二十一時を知らせるチャイムが響く。蛍の光。久しぶりに聴いたなあと呟くと、南くんが僕もですと言った。
「仕事のこと考えるのはおしまい。どうせまた、月曜になったらいやっていうほど考えなきゃいけないんだし」
手をパンと叩いて労働終了の合図を鳴らすと、南くんが少しだけ笑った。
ビルの外に出ると冷気混じりの風が体を覆った。南くんがぶると身震いをして両腕をさする。寒いのダメなんですよね、と呟く南くんの口からは白い息が出ている。

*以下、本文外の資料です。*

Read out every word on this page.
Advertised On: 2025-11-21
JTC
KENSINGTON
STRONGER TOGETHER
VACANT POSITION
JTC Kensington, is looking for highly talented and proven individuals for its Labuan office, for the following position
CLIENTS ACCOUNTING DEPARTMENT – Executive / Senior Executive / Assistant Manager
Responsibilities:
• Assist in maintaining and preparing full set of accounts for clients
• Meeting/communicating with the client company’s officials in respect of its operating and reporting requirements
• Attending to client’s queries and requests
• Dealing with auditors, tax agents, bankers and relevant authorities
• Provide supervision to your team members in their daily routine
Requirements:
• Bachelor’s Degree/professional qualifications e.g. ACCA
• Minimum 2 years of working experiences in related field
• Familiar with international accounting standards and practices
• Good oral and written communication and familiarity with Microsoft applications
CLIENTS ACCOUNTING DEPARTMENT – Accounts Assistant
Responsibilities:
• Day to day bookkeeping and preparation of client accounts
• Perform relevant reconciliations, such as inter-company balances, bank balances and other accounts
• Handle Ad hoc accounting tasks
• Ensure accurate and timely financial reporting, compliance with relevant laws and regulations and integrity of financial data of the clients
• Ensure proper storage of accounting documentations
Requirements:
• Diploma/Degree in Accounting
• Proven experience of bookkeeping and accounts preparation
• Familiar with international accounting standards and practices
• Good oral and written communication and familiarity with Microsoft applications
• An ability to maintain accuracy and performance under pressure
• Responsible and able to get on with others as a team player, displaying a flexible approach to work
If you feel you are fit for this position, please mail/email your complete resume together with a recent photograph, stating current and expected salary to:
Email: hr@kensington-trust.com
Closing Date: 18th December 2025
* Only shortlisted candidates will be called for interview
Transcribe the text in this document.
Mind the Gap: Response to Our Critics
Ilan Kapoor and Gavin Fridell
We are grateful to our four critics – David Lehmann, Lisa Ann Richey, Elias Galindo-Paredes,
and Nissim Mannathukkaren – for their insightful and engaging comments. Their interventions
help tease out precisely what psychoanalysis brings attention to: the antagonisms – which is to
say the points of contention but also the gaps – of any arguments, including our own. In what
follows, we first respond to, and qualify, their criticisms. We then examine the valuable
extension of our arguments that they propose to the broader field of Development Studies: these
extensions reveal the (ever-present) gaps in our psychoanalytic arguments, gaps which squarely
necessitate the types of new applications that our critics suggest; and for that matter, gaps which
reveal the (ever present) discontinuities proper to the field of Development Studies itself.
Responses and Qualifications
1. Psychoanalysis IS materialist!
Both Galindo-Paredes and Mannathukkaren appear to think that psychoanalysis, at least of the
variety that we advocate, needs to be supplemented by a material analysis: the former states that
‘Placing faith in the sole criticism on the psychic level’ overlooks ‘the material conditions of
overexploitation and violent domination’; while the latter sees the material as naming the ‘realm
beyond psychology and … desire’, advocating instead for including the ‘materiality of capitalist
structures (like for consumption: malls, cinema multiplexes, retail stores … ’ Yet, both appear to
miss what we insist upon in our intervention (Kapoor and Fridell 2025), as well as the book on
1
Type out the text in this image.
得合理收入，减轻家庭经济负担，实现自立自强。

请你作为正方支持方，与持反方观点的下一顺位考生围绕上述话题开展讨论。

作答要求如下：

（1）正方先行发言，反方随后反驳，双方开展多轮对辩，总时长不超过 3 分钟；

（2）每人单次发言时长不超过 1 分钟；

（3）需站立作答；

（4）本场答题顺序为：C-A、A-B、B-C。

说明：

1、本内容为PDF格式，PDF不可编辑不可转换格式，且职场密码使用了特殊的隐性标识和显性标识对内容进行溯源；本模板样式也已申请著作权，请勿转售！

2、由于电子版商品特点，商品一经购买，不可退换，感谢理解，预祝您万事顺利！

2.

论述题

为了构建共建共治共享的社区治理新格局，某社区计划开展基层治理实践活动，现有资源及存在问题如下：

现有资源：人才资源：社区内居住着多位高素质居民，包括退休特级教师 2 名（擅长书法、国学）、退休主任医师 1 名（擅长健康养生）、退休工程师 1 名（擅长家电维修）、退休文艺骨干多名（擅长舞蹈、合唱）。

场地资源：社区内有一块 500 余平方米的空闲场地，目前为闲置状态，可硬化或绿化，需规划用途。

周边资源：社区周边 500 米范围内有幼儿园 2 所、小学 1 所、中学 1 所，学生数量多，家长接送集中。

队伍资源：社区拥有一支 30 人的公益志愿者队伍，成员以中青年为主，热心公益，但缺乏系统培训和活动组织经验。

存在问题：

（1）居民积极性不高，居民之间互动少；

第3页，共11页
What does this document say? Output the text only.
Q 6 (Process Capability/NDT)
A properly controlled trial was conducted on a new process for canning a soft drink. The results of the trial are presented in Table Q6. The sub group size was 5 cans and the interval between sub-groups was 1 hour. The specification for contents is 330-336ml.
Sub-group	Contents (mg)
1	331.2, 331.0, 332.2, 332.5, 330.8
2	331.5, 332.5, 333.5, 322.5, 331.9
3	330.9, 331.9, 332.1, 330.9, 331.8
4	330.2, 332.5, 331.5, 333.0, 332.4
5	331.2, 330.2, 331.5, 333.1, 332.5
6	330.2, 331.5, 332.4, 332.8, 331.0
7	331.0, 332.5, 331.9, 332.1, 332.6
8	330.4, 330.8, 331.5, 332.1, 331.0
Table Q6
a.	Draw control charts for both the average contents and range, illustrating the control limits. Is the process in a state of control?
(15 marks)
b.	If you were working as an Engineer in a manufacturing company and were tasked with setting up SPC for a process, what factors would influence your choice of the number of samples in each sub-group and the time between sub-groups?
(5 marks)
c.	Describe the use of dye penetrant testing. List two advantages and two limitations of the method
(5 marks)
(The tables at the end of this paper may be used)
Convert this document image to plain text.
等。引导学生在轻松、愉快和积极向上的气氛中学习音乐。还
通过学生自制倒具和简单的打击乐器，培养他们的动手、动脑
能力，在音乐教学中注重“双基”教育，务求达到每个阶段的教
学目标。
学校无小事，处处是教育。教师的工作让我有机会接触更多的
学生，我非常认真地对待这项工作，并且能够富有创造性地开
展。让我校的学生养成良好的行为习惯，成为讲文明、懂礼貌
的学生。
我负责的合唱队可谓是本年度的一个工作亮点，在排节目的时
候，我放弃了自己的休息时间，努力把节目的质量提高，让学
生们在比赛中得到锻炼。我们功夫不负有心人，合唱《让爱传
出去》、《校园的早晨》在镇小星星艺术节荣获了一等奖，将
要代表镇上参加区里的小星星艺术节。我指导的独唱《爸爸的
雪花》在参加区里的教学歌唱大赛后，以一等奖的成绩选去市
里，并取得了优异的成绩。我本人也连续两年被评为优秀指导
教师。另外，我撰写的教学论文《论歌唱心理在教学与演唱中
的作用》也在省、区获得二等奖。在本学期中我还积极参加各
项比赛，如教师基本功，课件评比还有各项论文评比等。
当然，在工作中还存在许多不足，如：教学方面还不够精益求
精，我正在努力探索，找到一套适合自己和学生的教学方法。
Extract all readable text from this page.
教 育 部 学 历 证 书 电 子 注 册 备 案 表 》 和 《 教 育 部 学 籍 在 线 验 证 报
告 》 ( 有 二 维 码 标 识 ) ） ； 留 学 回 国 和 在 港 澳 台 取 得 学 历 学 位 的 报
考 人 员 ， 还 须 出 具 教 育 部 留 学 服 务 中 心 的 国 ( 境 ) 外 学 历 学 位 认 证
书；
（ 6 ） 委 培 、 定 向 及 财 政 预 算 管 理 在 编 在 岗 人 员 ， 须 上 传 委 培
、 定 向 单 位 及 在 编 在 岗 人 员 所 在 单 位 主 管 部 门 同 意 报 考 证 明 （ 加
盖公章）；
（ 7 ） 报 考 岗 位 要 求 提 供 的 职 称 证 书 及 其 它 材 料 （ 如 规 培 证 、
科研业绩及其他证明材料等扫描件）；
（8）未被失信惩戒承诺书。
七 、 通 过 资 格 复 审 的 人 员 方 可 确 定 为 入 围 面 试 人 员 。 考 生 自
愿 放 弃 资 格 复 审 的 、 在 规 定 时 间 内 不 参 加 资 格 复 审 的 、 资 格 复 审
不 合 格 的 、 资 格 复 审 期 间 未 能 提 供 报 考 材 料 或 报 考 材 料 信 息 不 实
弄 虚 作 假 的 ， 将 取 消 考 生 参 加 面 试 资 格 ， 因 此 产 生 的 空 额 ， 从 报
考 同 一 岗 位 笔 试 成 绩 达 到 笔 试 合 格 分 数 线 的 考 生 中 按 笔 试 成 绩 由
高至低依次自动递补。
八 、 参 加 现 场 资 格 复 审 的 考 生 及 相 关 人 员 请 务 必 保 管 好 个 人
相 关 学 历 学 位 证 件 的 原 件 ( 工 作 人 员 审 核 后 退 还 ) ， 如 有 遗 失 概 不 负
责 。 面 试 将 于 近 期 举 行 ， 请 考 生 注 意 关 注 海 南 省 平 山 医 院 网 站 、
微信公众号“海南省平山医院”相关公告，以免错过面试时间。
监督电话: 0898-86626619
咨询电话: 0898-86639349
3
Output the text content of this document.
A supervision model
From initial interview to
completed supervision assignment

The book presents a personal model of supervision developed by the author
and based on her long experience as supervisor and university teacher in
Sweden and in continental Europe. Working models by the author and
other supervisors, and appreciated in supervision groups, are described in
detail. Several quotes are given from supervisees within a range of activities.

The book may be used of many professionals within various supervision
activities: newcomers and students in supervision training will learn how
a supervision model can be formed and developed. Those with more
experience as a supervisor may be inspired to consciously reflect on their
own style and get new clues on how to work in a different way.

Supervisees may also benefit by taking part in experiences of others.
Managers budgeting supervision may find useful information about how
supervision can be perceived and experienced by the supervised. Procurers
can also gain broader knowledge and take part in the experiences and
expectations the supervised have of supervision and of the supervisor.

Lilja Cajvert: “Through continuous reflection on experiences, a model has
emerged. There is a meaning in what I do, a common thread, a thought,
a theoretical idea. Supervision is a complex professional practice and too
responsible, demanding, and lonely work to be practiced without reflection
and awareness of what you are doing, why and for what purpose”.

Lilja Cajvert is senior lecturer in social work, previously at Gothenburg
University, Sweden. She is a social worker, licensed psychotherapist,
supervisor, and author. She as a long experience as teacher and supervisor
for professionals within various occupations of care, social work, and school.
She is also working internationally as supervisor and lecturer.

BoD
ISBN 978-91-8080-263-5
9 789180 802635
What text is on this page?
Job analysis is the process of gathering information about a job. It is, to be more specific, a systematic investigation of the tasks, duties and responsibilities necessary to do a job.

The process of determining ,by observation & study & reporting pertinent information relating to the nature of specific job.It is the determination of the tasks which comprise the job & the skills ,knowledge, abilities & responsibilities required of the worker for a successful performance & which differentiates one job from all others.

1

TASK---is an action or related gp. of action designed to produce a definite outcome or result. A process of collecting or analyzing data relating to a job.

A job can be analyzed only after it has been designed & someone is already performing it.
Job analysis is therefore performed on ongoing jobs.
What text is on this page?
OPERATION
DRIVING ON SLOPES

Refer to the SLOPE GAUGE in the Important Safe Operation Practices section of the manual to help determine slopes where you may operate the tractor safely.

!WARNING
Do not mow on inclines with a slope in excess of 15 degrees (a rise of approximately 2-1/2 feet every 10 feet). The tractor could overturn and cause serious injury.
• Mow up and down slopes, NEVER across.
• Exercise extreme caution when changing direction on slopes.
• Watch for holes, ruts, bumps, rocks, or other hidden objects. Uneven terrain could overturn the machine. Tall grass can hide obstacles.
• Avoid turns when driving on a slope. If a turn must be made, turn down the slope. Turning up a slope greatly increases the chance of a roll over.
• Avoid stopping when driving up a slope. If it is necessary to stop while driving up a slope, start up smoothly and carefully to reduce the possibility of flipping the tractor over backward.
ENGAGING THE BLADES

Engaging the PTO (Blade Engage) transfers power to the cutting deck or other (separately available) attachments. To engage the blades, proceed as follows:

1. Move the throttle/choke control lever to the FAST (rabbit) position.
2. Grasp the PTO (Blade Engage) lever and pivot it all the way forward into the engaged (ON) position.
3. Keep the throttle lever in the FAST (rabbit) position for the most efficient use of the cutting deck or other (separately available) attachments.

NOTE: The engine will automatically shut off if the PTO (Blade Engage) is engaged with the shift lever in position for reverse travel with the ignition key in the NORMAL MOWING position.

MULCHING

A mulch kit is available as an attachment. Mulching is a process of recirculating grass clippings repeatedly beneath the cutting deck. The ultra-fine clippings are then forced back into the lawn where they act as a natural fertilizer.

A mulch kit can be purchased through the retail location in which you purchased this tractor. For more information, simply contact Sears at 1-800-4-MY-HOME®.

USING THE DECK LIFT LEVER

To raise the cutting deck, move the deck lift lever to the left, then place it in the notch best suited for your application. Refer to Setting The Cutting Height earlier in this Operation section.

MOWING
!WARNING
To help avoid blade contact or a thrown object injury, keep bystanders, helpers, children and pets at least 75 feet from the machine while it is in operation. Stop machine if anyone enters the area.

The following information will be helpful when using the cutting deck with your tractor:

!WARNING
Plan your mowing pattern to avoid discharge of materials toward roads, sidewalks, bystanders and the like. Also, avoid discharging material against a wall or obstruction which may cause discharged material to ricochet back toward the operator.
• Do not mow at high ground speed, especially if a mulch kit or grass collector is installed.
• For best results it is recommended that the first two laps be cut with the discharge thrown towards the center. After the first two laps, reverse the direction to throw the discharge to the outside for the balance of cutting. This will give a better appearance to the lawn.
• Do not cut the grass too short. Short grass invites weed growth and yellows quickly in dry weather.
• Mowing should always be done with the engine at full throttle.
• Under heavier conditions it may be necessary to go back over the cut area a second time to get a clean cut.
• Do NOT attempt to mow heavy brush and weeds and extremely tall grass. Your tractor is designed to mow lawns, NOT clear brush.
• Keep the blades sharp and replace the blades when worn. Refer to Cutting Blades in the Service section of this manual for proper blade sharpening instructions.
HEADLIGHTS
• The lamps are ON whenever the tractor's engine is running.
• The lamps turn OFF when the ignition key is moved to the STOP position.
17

そういえば、とポケットを探り、一日手持無沙汰だったカイロを取り出す。
「これあげる」
「えっでも倉橋さんも寒いですよね」
「腰に貼ってるんだ。やけに温度高くて昼間は暑いくらいだったんだけど、今はちょうどいいの」
「じゃあ遠慮なくいただきます。ありがとうございます」
ビニールの包装が剥がされたカイロが、南くんの手の中に大事そうに包まれている。
「意味ないってわかってても、昔からカイロ振っちゃうんですよね」
南くんはそう言って、しゃかしゃかと小さなマスカラを奏で始めた。大きく骨ばった手に挟まれ、されるがままに縦へ横へ小刻みに揺れるカイロがなんだかおかしくて、私は思わずふふっと笑った。